Stock recommendations are a little like children. They should be watched closely until they mature and can stand on their own.
Last week I put together a short list of stocks in the S&P 500 that I found technically attractive. Only five names made the cut: Flowserve (FLS - Get Report) , FMC (FMC - Get Report) , Franklin Resources (BEN - Get Report) , NRG Energy (NRG - Get Report) and Helmerich & Payne (HP - Get Report) .
TheStreet's founder Jim Cramer took a look at the same stocks, and it turns out he is bullish on four of the five. Here are our takes on each of the stocks -- including my technical analysis and excerpts from Cramer's fundamental perspective.
Kamich: In this daily chart of Flowserve (FLS - Get Report) , we can see that prices continue to hold above the flat 50-day simple moving average line. The 200-day moving average line continues to flatten and should eventually turn up. The on-balance-volume, or OBV, line is steady. The 12-day momentum study in the bottom panel of this chart has not turned up yet, but a couple of up days should do the trick.
Cramer: On the surface, this pedestrian industrial seems like a total loser, because it guiding for pretty much down everything.
However, when you dig deeper you get another view: things are stabilizing, not getting worse, while the company is closing or selling or downsizing 13 plants and reducing its global workforce by 15-20%. At the same time, cash flow from operations is improving and March bookings, the end of the quarter, were getting better and better.
Kamich: This daily chart of FMC (FMC - Get Report) confirms my enthusiasm for the stock. FMC has moved up nicely after touching the $45 level. The OBV line has made a new high for the move up, confirming the price strength. The 50-day moving average line continues higher, and the longer 200-day average line is flattening. A close or probably just a trade above $49 is likely to generate a breakout and additional strength.
Cramer: Kamich anointed FMC, and when I read about this one it stunned me how compelling it is. That's because FMC is a company transformed; it's gotten out of its prosaic chemical business, alkali, and moved up the food chain to become the eighth largest crop protection company. The alkali sales pretty much paid for the Cheminova purchase that made FMC a new power in the Ag business.
Kamich: The latest daily of Franklin Resources (BEN - Get Report) shows prices continuing to hold the right shoulder of a possible head and shoulders bottom pattern. The popular moving averages are still above the market -- no change there -- but momentum has improved and could turn positive soon. A close above $37 would be a short-term signal that prices are moving in the right direction.
Cramer: Franklin Resources is an odd duck. The money manager's been losing assets under management like mad. So why has the chart turned up? Because the business has.

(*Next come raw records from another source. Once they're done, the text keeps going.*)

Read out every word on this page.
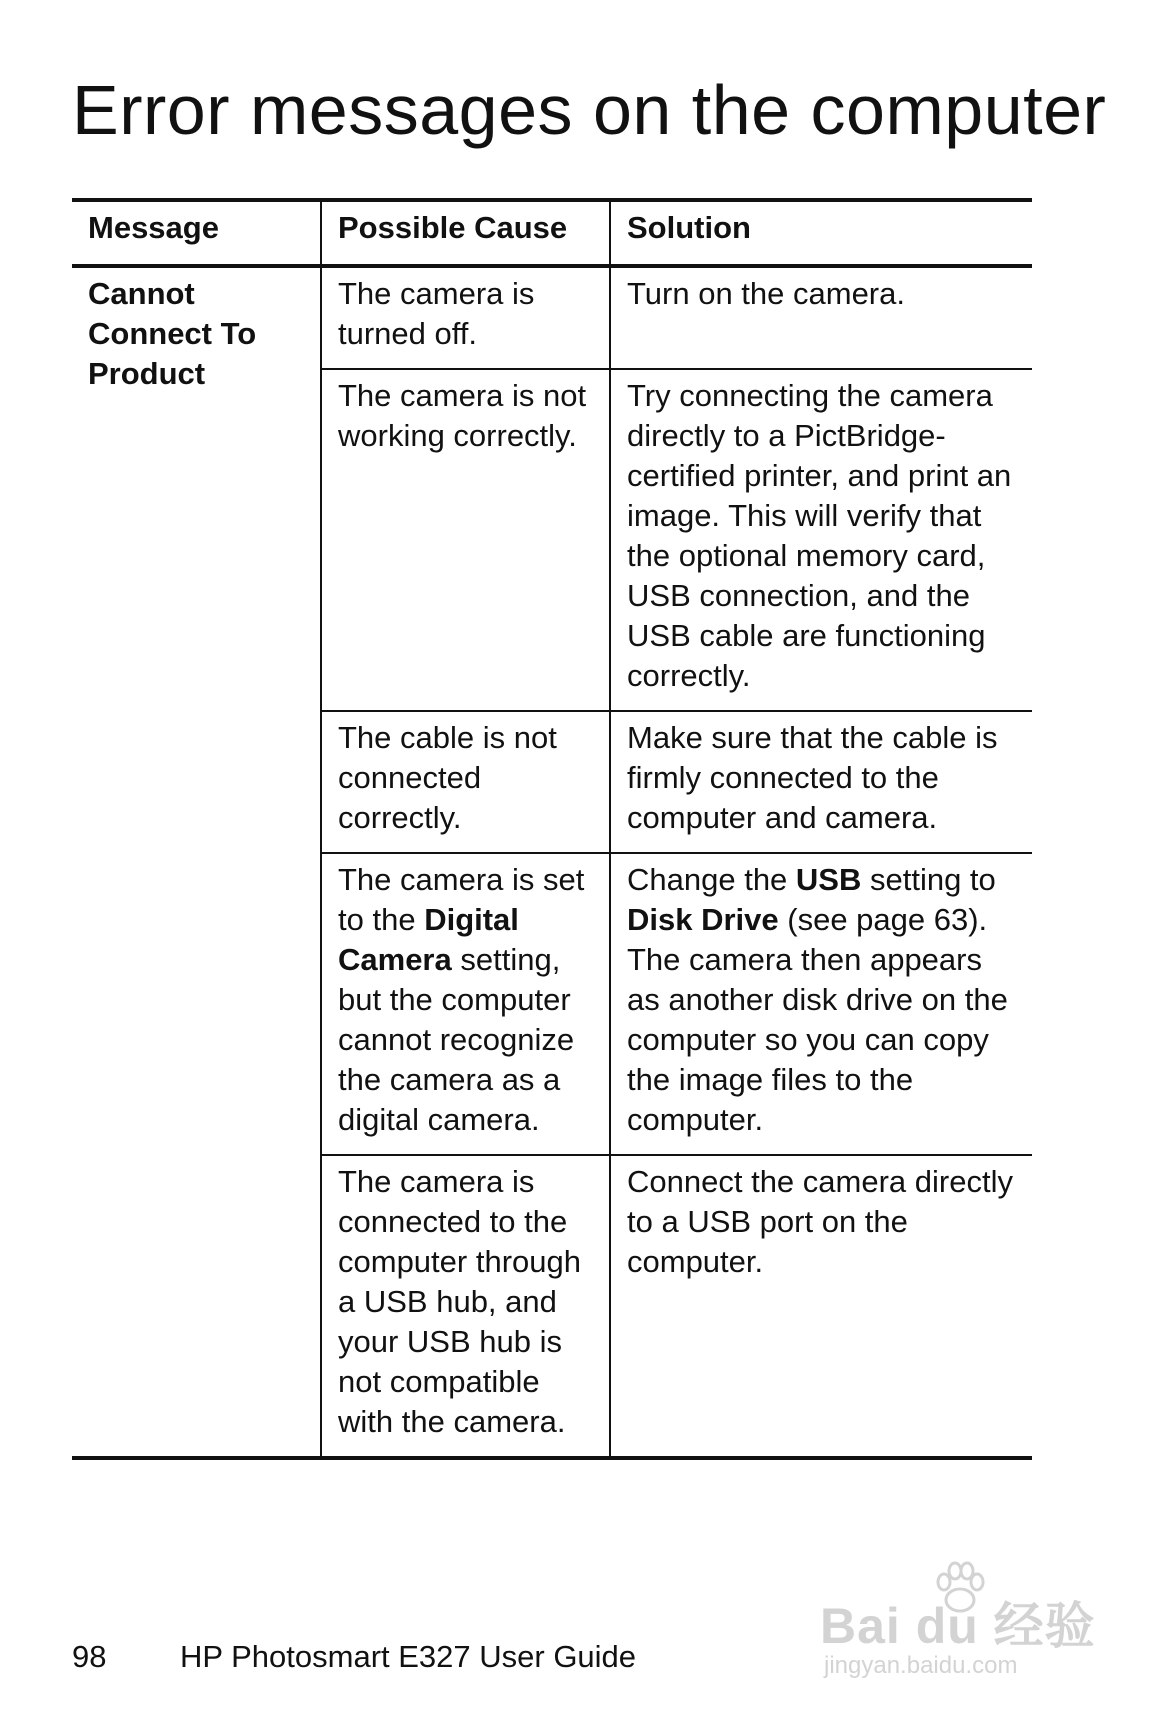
Error messages on the computer
Message	Possible Cause	Solution
Cannot Connect To Product	The camera is turned off.	Turn on the camera.
	The camera is not working correctly.	Try connecting the camera directly to a PictBridge-certified printer, and print an image. This will verify that the optional memory card, USB connection, and the USB cable are functioning correctly.
	The cable is not connected correctly.	Make sure that the cable is firmly connected to the computer and camera.
	The camera is set to the Digital Camera setting, but the computer cannot recognize the camera as a digital camera.	Change the USB setting to Disk Drive (see page 63). The camera then appears as another disk drive on the computer so you can copy the image files to the computer.
	The camera is connected to the computer through a USB hub, and your USB hub is not compatible with the camera.	Connect the camera directly to a USB port on the computer.
98 HP Photosmart E327 User Guide
Bai du 经验
jingyan.baidu.com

BEN's improvement has to do with its emerging markets portfolios. After being in the doghouse for ages, these caught fire and that got the stock moving. I found myself thinking that this company, with about half its market capitalization in cash and a monster buyback, could be the type of financial that someone who believes in the emerging markets can get behind. I would prefer the stock of MSCI, but that's a much more muted tracker of the fortunes of these markets that have hurt so many over so many years.
Kamich: In this chart of NRG Energy (NRG - Get Report) , we can see a golden cross of the 50-day moving average line trading above the slower 200-day line. Moving average crossover signals are late by definition but welcomed never the less. The OBV line continues to rise. Momentum is slowing but one strong up day will probably change that around.
Cramer: [Former CEO David Crane] had levered up the balance sheet with his alternative energy schemes. Now they are being dismantled and assets being sold and the balance sheet being fixed by current management. It's become a plain oil utility again, with a decent fleet of assets. The company's got a pathetic $0.03 cash dividend -- Crane had positioned it as a growth utility -- so there's no point in owning it for that. However, it's easy to imagine that the dividend could be in shape to be increased, as management undoes the world of Crane.
I think it can work its way higher as it does.
Helmerich & Payne
Kamich: The picture of Helmerich & Payne (HP - Get Report) is still good, we just need our indicators to strengthen some more. Prices are over the 200-day moving average line but still below the 50-day. The OBV line is flat while momentum is improving. A close above $61 should make the bulls smile.
Cramer: As for Helmerich & Payne, I can't pull the trigger. While it has always been a terrific company, it is, in the end, and oil drilling enterprise and that's a non-starter in a world where lower oil prices could be with us for some time.